Exploring Options with Your Medical Degree

If you have a medical degree but practicing medicine isn’t something you want, try transferring your skills elsewhere in the industry.
Gradsingapore Author Team
The gradsingapore Team

Medical education and training is a vigorous process that leaves you with an extensive array of experiences and transferable skills, including communication, planning, analysis, time management, problem-solving and the ability to work in teams and make decisions while working under pressure.

So if, after you have graduated with a medical degree, and you wish to leave medicine, there is no need to have a sense of shame or embarrassment – just take your skills with you and remember that your unique skill set has equipped you well and you stand a good chance to succeed.
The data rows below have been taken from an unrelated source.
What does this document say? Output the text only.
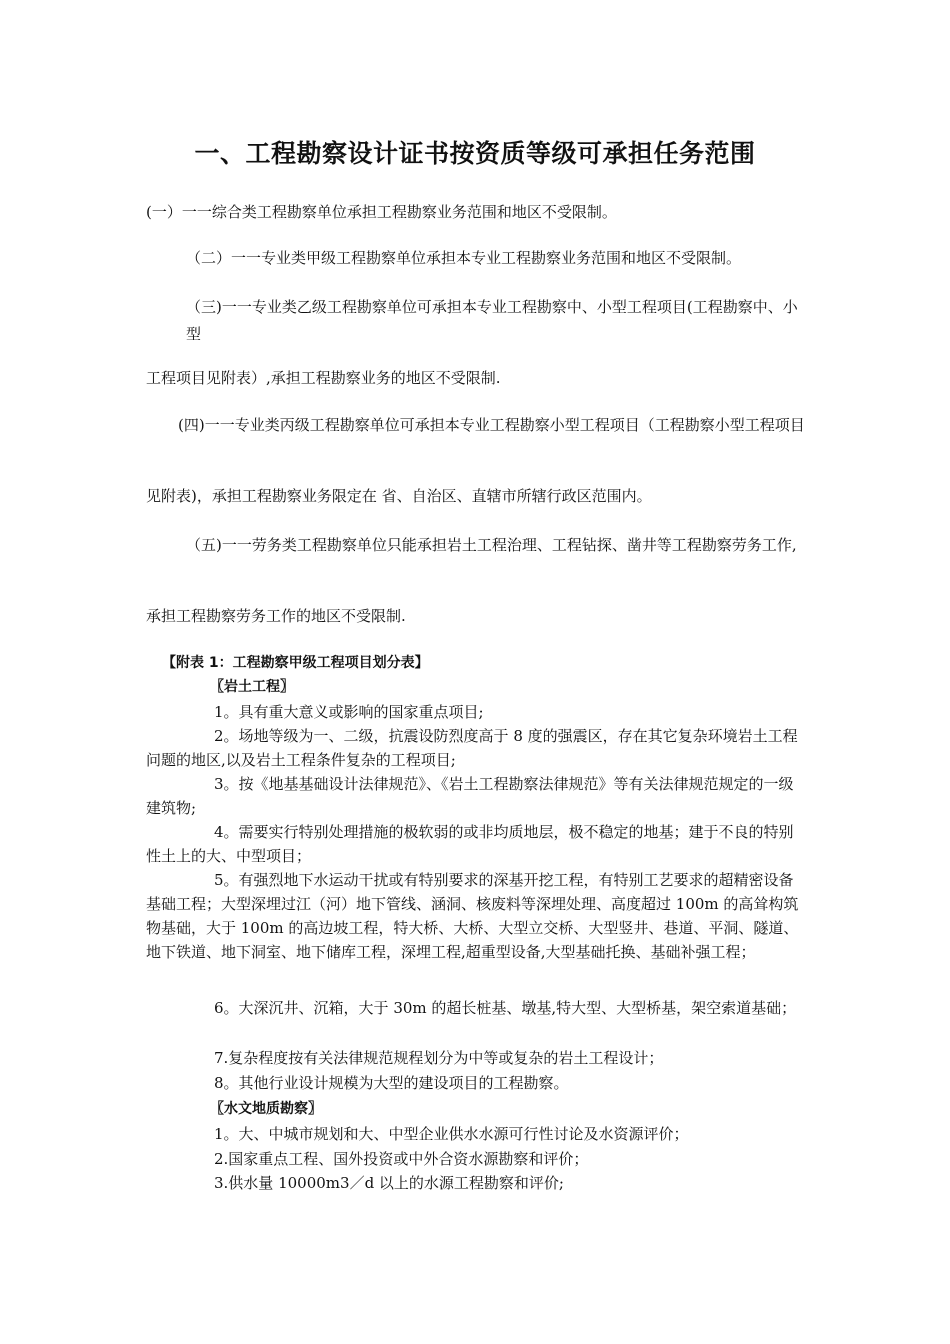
一、工程勘察设计证书按资质等级可承担任务范围

(一）一一综合类工程勘察单位承担工程勘察业务范围和地区不受限制。

（二）一一专业类甲级工程勘察单位承担本专业工程勘察业务范围和地区不受限制。

（三)一一专业类乙级工程勘察单位可承担本专业工程勘察中、小型工程项目(工程勘察中、小型

工程项目见附表）,承担工程勘察业务的地区不受限制.

(四)一一专业类丙级工程勘察单位可承担本专业工程勘察小型工程项目（工程勘察小型工程项目

见附表)，承担工程勘察业务限定在 省、自治区、直辖市所辖行政区范围内。

（五)一一劳务类工程勘察单位只能承担岩土工程治理、工程钻探、凿井等工程勘察劳务工作,

承担工程勘察劳务工作的地区不受限制.

【附表 1：工程勘察甲级工程项目划分表】

〖岩土工程〗

1。具有重大意义或影响的国家重点项目;

2。场地等级为一、二级，抗震设防烈度高于 8 度的强震区，存在其它复杂环境岩土工程问题的地区,以及岩土工程条件复杂的工程项目;

3。按《地基基础设计法律规范》、《岩土工程勘察法律规范》等有关法律规范规定的一级建筑物;

4。需要实行特别处理措施的极软弱的或非均质地层，极不稳定的地基；建于不良的特别性土上的大、中型项目；

5。有强烈地下水运动干扰或有特别要求的深基开挖工程，有特别工艺要求的超精密设备基础工程；大型深埋过江（河）地下管线、涵洞、核废料等深埋处理、高度超过 100m 的高耸构筑物基础，大于 100m 的高边坡工程，特大桥、大桥、大型立交桥、大型竖井、巷道、平洞、隧道、地下铁道、地下洞室、地下储库工程，深埋工程,超重型设备,大型基础托换、基础补强工程；

6。大深沉井、沉箱，大于 30m 的超长桩基、墩基,特大型、大型桥基，架空索道基础；

7.复杂程度按有关法律规范规程划分为中等或复杂的岩土工程设计；

8。其他行业设计规模为大型的建设项目的工程勘察。

〖水文地质勘察〗

1。大、中城市规划和大、中型企业供水水源可行性讨论及水资源评价；

2.国家重点工程、国外投资或中外合资水源勘察和评价；

3.供水量 10000m3／d 以上的水源工程勘察和评价;
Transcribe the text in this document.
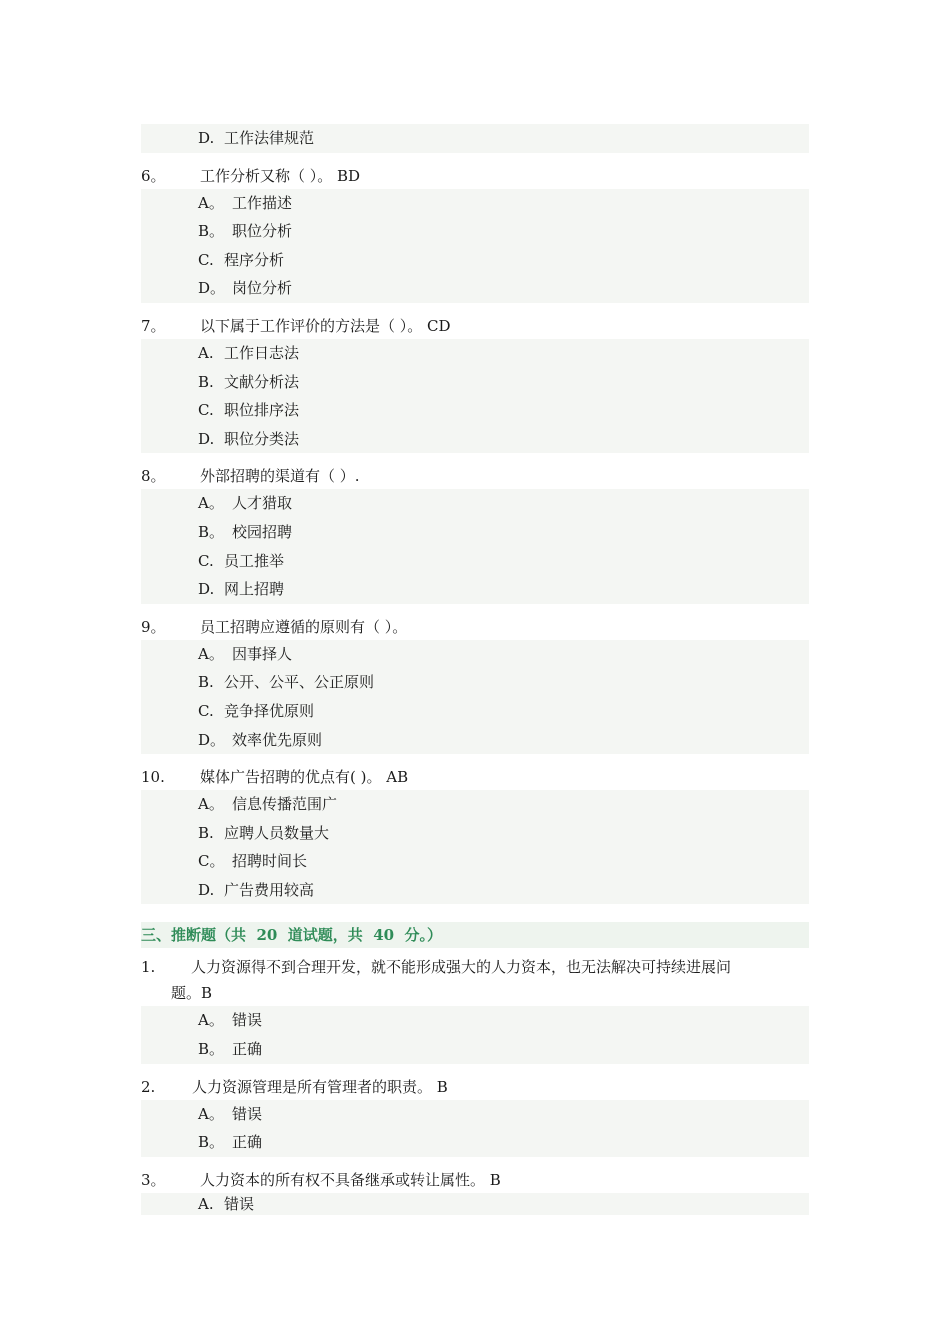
D. 工作法律规范
6。 工作分析又称（ ）。 BD
A。 工作描述
B。 职位分析
C. 程序分析
D。 岗位分析
7。 以下属于工作评价的方法是（ ）。 CD
A. 工作日志法
B. 文献分析法
C. 职位排序法
D. 职位分类法
8。 外部招聘的渠道有（ ）.
A。 人才猎取
B。 校园招聘
C. 员工推举
D. 网上招聘
9。 员工招聘应遵循的原则有（ ）。
A。 因事择人
B. 公开、公平、公正原则
C. 竞争择优原则
D。 效率优先原则
10. 媒体广告招聘的优点有( )。 AB
A。 信息传播范围广
B. 应聘人员数量大
C。 招聘时间长
D. 广告费用较高
三、推断题（共  20  道试题，共  40  分。）
1.	人力资源得不到合理开发，就不能形成强大的人力资本，也无法解决可持续进展问
题。B
A。 错误
B。 正确
2. 人力资源管理是所有管理者的职责。 B
A。 错误
B。 正确
3。 人力资本的所有权不具备继承或转让属性。 B
A. 错误
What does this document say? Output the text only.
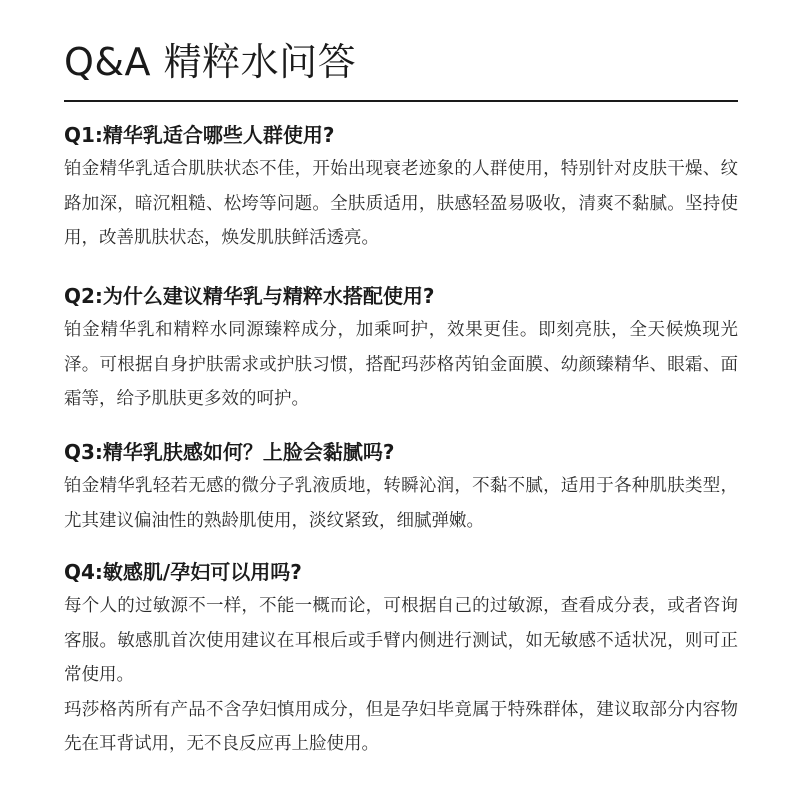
Q&A 精粹水问答

Q1:精华乳适合哪些人群使用?

铂金精华乳适合肌肤状态不佳，开始出现衰老迹象的人群使用，特别针对皮肤干燥、纹路加深，暗沉粗糙、松垮等问题。全肤质适用，肤感轻盈易吸收，清爽不黏腻。坚持使用，改善肌肤状态，焕发肌肤鲜活透亮。

Q2:为什么建议精华乳与精粹水搭配使用?

铂金精华乳和精粹水同源臻粹成分，加乘呵护，效果更佳。即刻亮肤，全天候焕现光泽。可根据自身护肤需求或护肤习惯，搭配玛莎格芮铂金面膜、幼颜臻精华、眼霜、面霜等，给予肌肤更多效的呵护。

Q3:精华乳肤感如何？上脸会黏腻吗?

铂金精华乳轻若无感的微分子乳液质地，转瞬沁润，不黏不腻，适用于各种肌肤类型，尤其建议偏油性的熟龄肌使用，淡纹紧致，细腻弹嫩。

Q4:敏感肌/孕妇可以用吗?

每个人的过敏源不一样，不能一概而论，可根据自己的过敏源，查看成分表，或者咨询客服。敏感肌首次使用建议在耳根后或手臂内侧进行测试，如无敏感不适状况，则可正常使用。
玛莎格芮所有产品不含孕妇慎用成分，但是孕妇毕竟属于特殊群体，建议取部分内容物先在耳背试用，无不良反应再上脸使用。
Find out what your options are

A good way to begin your research into alternative routes is to read up on careers in publications geared towards one specific sector. The careers service centre in your university should be able to provide you with a number of resources.

Run your ideas by a careers advisor and figure out what skills you want to use in employment as well as how you can present yourself to potential employers. On the other hand, you can also visit graduate careers fairs to take a look at what positions are available and what employers are recruiting for.

Use your medical know-how

There are sectors and specialised roles wherein your medical background would be needed, though some positions may require considerable experience or perhaps even retraining or further qualifications.

For example, if you wish to enter medical politics in a senior managerial role such as clinical and medical directorships, working in medicine and gaining a significant amount of experience as a medical practitioner would be required, as do medical committees, councils or national bodies. Some government positions in administration, management, research and policy formation also need people with medical backgrounds.

Alternative medicine, otherwise known as complementary medicine, also calls for specialist training, though your current medical knowledge should give you an advantage in some parts of the training.

Working in medicine for a time is also needed if you wish to go into medical law. However, while you would also need a law degree in order to practice, demand for lawyers who are also medically trained are on the rise. Moreover, if you don’t want to do medico-legal work, there is the option of joining medical protection societies or taking a position as a coroner.

You could even step into the publishing industry by going into medical journalism and informatics where your background in science can afford you some advantages. It is a competitive field, however, and while some training in journalism may help you, you still need to be willing to work your way up from the bottom. There is also the area of medical communications to consider, where the writing of conference papers, training materials and clinical trial reports is involved.

Research is another option, where you will likely develop and run research programmes on top of raising public awareness. Otherwise, you could choose to specialise in areas of medicine sponsored by medical research charities and take up research positions offered there.

Another alternative path is that of sales, linking professionals in healthcare with the pharmaceutical industry.

Other options

There are other fields you could think about, some of which require specialisation or are in the private sector, while others, like crowd doctors, do not need an area of specialty as these doctors are usually employed to provide spectators with medical care at public events.

Roles in the private sector include those in sports and exercise medicine, where practitioners range from those who work as team doctors to others in marathon medicine.

Other alternative careers cover areas such as aviation medicine, where the health and fitness of crew and pilots are assessed before clearance is given to fly. Doctors specialising in dive medicine, however, treat decompression sickness and typically perform medicals on dive teams, ensuring their health and safety.

Maritime medicine, on the other hand, includes managing the medical needs of cargo ship crews to passengers aboard cruises and practitioners would usually travel around aboard the ships. Going into medical relief may also find you travelling often and to dangerous environments to provide medical relief to people where needed, usually in times of emergency.

Forensic psychiatry is another area you can consider, working with offenders exhibiting signs of mental disorder and assessing, treating and rehabilitating them. Forensic pathologists and forensic medical examiners, on the other than, specialise in examining the dead and the living respectively.